Valuation Based on Assets
In this method, you add up the value of every piece of your dealership. This is a more complex approach, but it’s based on the assets right in front of you, and it can give you the most precise picture of value.
- Tangible Assets — Add up the value of your total inventory, real estate, technology, and all other tangible assets. If you want, you can set a range by considering (on the low end) each item’s liquidation value and (on the high end) your preferred selling price.
- Intangible Assets — This is also called a “startup cost” valuation, because the idea is to imagine (or remember) how much money it would take to establish your business in its current state. What’s the initial investment? What’s the budget on branding, marketing, staff training, etc? Consider the residual value of the hours (the blood, sweat, and tears) that you and your team have put into growing the business.
- Liabilities — Keep in mind, you’ll have to subtract any liabilities from your total value. It’s a good idea to minimize liabilities, because in addition to being a negative value, they can create resistance with buyers who want to start with a clean slate. (More on that below.)

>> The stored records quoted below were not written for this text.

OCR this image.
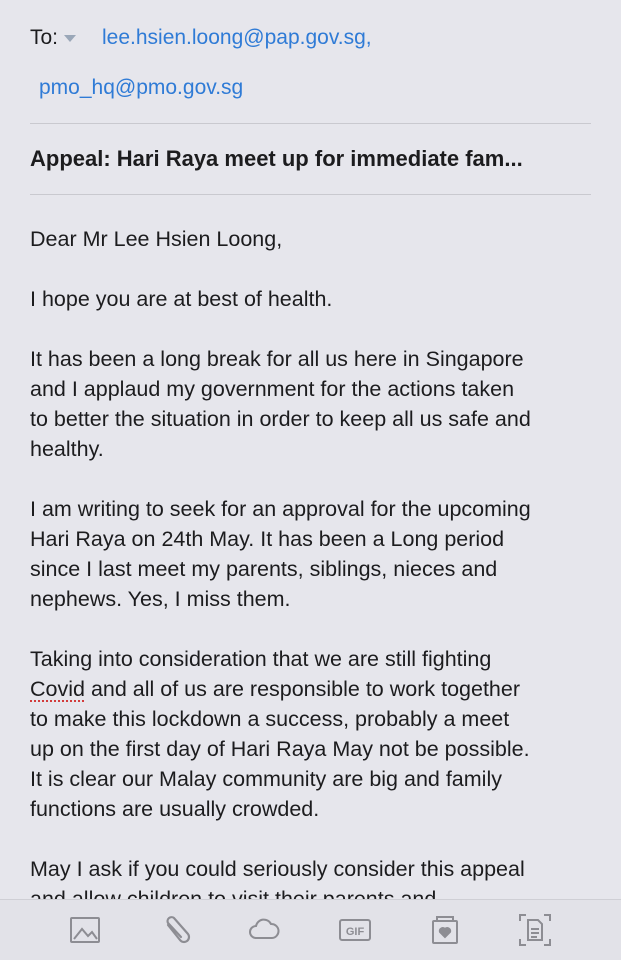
To: lee.hsien.loong@pap.gov.sg,
pmo_hq@pmo.gov.sg
Appeal: Hari Raya meet up for immediate fam...

Dear Mr Lee Hsien Loong,

I hope you are at best of health.

It has been a long break for all us here in Singapore
and I applaud my government for the actions taken
to better the situation in order to keep all us safe and
healthy.

I am writing to seek for an approval for the upcoming
Hari Raya on 24th May. It has been a Long period
since I last meet my parents, siblings, nieces and
nephews. Yes, I miss them.

Taking into consideration that we are still fighting
Covid and all of us are responsible to work together
to make this lockdown a success, probably a meet
up on the first day of Hari Raya May not be possible.
It is clear our Malay community are big and family
functions are usually crowded.

May I ask if you could seriously consider this appeal

GIF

Valuation Based on Finances
Here it’s a good idea to consult a CPA who’s experienced in business valuation. You can get a basic idea for your dealership’s value by multiplying annual profits (before taxes), usually by about 5-7x. But it’s not always this straightforward. You need to account for any anticipated growth, along with other internal and external factors, for a valuation that withstands scrutiny.
There is certainly some overlap between these three methods of valuation. After starting with one, the other two remain available for you to strengthen the case for your dealership’s value going forward.